Он эмоционально махнул рукой, сбил бутылку, та задела колонку, чехол от наушников полетел на пол. Девушка осталась неподвижна.
– Я сфотографировал на телефон, надо будет приложить… Что? Что?! Не слышу! Алё! – он недовольно посмотрел на замолкший телефон, с досадой вздохнул. Сеть пропала.
Девушка, не отрывая глаз от экрана, нащупала колонку, подключила к ней шнур от зарядника и поднесла стакан к губам.
– О-о-о! Кого я вижу! Вот это встреча! Рамиль Забирович, тот самый, собственной персоной! – загрохотал голос, и в купе потемнело.
На пороге появился крупный рыжеватый мужчина. Запахло водкой, луком и ещё чем-то неприятным.
– А-а, здравствуйте, – мужчина у окна скованно привстал и слабо улыбнулся, пожав протянутую руку.
– Куда собрались? В Манкент? Подлечиться? Или в Узбекистан? Читал, читал твою последнюю статью, во многом согласен, – не дожидаясь ответа, резко сменил тон гость и тяжело опустился на полку, ухватив собеседника за локоть. – Только не пойму, чего ты осторожничаешь?
Тщедушный Рамиль Забирович собрался что-то ответить, но не успел.

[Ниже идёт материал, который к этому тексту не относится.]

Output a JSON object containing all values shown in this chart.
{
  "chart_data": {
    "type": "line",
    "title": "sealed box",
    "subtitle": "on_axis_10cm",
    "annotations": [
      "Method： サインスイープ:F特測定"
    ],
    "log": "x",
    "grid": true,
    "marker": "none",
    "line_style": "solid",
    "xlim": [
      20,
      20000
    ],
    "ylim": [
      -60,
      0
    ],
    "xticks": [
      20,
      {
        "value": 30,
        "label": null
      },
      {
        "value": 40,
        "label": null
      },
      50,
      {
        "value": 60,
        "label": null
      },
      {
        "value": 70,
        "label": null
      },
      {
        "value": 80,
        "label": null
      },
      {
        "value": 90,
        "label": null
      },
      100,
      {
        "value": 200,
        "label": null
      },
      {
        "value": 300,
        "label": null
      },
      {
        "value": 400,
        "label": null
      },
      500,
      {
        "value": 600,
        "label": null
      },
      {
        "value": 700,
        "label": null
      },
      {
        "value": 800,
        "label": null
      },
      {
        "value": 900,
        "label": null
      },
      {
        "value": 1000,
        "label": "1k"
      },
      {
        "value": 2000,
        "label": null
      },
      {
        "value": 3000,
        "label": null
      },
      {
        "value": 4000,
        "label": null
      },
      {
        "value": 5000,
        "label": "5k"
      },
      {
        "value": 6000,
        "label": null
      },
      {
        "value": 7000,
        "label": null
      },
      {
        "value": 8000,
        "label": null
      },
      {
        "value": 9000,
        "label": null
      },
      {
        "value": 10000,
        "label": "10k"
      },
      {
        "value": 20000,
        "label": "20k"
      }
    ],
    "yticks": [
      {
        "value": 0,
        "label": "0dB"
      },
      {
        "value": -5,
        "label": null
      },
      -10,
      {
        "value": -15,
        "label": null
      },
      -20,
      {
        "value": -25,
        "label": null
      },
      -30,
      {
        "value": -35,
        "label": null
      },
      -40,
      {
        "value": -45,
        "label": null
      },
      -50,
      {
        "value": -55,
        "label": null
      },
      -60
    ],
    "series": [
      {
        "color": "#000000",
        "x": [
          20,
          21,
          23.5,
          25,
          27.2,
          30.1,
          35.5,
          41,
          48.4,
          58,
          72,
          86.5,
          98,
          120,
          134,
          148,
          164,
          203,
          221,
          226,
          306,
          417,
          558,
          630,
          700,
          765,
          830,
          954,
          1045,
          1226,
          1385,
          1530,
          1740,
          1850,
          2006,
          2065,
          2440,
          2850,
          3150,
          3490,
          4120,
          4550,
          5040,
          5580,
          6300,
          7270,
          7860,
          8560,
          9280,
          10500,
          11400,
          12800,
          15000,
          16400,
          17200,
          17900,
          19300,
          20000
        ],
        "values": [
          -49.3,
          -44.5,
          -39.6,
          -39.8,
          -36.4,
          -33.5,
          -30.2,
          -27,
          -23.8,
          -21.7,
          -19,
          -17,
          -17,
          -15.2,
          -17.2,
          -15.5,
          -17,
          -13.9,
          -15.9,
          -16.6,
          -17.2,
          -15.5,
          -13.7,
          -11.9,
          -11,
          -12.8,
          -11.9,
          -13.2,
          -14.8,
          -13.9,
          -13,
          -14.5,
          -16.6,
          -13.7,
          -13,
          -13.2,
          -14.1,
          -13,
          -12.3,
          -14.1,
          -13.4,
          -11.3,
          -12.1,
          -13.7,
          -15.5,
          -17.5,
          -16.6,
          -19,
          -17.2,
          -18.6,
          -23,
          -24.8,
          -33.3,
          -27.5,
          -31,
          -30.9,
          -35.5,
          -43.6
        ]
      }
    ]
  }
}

– Вот ты пишешь: «Тюрки сыграли ощутимую роль в формировании государств Евразии». А почему не говоришь, что мы стояли во главе всех великих народов?
Было ясно, что пришедший привычно занимает изрытую колею любимой темы, рад новому слушателю, владеющему вопросом, да и в целом – находится как раз в том состоянии алкогольного опьянения, которое наилучшим образом способствует обнаружению в себе философских струн и тяги к ораторству.
– Я проводил исследования! Римская империя – наша заслуга. Потом: русские цари, европейские правители, завоеватели, учёные – все, кто хоть чего-то достиг, были тюрками! Америку мы открыли! Наши племена даже в Индию откочевали, где лошадей не было, так объездили там слонов, представляешь?! Вот какое дело! А это всё замалчивают, скрывают, не пишут! А почему? Потому что им, – гость сделал паузу и негодующе ткнул пальцем вверх, туда, где на вздрагивающем потолке купе сидела муха, – не вы-го-дно! Если люди узнают, то вся эта их рыночная экономика полетит к чертям!
Рамиль Забирович сконфузился.
– Ну, я бы не стал так обобщать…
– Ерунда! Мы изобрели государственность, деньги, языки! Да, по сути, вообще ничего и никого бы в мире не было, если бы не мы! Тут нечего стесняться! Надо гордиться. Вот я специально съездил в Америку, сделал анализ ДНК. Там общался со многими учёными, и они молодцы, с большим уважением ко мне отнеслись. Приглашают к ним переехать, потому что знаешь, что выяснилось? Я прямой потомок Истеми-кагана, там такая богатая генеалогия: каганы, ханы, правители! Теперь, получается, я, как наследник, по праву могу претендовать на то, чтобы представлять весь тюркский мир. Мы, конечно, люди скромные, но положение требует. Когда твои предки с такими именами, уже нельзя просто отсиживаться за статьями и бумажками.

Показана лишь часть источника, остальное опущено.